← Exhibitions

The Tatra Tassels

Kala Art Institute is proud to present The Tatra Tassels by Noah Breuer at Milvia/ Addison Windows located at 2100 Milvia Street, Berkeley.

In this window display, Berkeley native Noah Breuer presents recent prints and textiles from his ongoing project exploring the visual legacy of Carl Breuer and Sons (CB&S), his Jewish family’s former textile printing business, which was established in Bohemia in the late nineteenth century. In 1942, the CB&S company was lost as a result of a forced sale to Nazi Party members, a few members of the Breuer family fled Europe and settled in California, and those who remained were killed.

After accessing a cache of CB&S material housed at the Czech Textile Museum in Česká Skalice in 2016, Noah used the swatch books and printed textiles he found there as a nucleus of primary source material and embarked on a reclamation project.

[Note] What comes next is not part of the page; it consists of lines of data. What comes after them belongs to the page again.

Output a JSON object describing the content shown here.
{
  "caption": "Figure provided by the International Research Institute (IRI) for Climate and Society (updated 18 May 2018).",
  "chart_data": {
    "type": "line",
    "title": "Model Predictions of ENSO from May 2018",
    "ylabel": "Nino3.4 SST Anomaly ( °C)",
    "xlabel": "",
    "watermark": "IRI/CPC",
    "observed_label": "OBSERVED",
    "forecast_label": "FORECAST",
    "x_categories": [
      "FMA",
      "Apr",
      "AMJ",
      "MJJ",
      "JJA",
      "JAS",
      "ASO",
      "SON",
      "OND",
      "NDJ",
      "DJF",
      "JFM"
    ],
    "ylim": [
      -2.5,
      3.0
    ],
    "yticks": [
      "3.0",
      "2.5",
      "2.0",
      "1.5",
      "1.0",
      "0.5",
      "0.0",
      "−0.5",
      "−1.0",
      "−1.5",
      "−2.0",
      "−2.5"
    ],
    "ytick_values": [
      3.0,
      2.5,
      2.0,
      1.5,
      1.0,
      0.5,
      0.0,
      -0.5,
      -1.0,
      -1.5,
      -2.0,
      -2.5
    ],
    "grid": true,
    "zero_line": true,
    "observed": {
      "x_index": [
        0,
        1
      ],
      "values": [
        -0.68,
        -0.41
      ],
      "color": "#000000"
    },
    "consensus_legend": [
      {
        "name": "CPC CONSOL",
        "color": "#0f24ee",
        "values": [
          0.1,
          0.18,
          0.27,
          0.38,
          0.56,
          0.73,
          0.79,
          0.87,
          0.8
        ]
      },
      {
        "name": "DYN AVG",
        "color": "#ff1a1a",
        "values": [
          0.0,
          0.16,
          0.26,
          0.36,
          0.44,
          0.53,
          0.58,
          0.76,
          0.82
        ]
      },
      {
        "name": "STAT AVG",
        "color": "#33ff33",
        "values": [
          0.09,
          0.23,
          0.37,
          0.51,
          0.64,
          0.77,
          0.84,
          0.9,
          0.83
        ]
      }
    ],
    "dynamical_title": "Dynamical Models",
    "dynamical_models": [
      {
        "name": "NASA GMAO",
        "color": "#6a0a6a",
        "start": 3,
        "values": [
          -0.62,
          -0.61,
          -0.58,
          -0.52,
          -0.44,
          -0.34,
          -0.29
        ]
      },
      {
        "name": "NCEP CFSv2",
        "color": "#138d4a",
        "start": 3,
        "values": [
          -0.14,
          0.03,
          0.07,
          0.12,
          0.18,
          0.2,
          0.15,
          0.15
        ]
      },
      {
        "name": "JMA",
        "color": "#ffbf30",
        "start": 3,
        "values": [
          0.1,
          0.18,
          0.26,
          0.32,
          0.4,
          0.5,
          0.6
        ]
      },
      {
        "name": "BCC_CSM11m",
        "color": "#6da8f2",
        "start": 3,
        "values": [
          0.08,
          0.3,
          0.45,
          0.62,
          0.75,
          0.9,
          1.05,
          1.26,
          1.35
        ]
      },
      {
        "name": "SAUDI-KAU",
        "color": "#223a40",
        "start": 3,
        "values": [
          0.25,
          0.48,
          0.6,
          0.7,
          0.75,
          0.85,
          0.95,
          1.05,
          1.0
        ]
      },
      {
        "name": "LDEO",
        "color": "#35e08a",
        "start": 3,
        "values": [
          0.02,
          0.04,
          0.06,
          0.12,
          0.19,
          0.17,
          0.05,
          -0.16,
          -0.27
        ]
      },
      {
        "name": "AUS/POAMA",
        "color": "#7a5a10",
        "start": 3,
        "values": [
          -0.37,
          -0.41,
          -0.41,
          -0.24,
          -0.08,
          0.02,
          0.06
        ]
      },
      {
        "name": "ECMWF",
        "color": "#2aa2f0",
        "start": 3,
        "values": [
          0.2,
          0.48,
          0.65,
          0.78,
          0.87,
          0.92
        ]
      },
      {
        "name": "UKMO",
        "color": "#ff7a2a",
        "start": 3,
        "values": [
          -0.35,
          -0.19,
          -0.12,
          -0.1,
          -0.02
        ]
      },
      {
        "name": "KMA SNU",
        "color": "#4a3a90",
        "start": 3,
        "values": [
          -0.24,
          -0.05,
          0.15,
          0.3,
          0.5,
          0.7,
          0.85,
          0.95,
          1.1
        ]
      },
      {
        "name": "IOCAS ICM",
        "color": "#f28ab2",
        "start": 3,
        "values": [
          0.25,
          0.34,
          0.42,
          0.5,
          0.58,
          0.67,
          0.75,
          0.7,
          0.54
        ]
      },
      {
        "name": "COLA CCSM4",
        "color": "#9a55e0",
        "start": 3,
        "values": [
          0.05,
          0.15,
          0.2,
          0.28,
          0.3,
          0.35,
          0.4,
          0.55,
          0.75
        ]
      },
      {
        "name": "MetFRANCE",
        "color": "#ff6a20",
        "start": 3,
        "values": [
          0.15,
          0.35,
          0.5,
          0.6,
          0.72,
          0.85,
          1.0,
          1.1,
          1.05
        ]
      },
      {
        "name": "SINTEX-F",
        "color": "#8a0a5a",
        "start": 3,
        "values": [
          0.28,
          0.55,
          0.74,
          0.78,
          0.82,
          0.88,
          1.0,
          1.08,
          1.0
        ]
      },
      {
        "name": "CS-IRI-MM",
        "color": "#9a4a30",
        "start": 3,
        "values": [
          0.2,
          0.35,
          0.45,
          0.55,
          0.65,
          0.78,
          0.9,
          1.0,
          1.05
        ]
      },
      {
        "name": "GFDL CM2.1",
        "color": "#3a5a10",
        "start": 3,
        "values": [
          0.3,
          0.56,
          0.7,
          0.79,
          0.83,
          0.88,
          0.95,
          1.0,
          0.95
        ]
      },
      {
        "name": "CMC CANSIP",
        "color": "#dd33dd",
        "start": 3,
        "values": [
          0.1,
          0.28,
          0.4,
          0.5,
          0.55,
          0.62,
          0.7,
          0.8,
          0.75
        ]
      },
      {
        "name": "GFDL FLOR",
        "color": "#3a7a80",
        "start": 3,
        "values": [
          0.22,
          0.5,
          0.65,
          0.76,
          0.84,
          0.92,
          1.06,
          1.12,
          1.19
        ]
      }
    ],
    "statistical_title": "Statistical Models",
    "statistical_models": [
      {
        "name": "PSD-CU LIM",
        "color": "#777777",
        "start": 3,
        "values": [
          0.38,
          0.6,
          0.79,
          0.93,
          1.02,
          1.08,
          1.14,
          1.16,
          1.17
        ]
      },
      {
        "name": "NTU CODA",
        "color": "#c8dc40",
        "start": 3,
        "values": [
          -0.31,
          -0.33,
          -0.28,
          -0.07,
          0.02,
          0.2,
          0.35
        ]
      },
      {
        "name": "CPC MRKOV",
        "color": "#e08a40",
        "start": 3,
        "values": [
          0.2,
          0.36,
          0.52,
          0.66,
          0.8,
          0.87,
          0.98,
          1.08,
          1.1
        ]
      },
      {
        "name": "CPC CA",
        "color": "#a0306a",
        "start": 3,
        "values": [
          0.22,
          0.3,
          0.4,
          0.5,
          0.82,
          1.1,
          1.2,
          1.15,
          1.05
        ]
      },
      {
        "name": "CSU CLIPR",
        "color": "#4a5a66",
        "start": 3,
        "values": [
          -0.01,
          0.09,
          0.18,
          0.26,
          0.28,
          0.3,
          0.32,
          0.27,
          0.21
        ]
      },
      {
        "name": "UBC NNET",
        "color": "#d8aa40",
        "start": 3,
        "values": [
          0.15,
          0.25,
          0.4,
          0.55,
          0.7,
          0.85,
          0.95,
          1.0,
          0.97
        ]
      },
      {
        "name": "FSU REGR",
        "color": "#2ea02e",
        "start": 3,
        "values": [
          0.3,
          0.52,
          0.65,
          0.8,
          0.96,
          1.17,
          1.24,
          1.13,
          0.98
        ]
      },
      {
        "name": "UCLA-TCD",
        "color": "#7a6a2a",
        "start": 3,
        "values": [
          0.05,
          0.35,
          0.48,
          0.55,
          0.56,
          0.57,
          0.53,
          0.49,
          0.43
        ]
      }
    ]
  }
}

The textile works in this exhibit evince his formal interest in manipulating decorative motifs, his dedication to the craft of printmaking, and his sustained inquiry into the rhetorics of communication through print media.

The textiles on display in these windows all reference the same design motif: a string of tassels from a branded line of CB&S printed fabrics called “Tatra.” (Tatra is the name of a mountain range which today lies on the border between Poland and Slovakia.) All three works use a combination of woodblock printing and ultra-violet reactive fabric dyes on silk and linen. The piece shown on Addison Street also incorporates screenprinting and a second CB&S design motif in the form of hops, a key ingredient in the brewing of beer.

The image on the left is a reproduction of an original sample of the Tatra line from CB&S. Tassels were just one of the motifs on offer. The end product would take the form of an everyday textile for the home.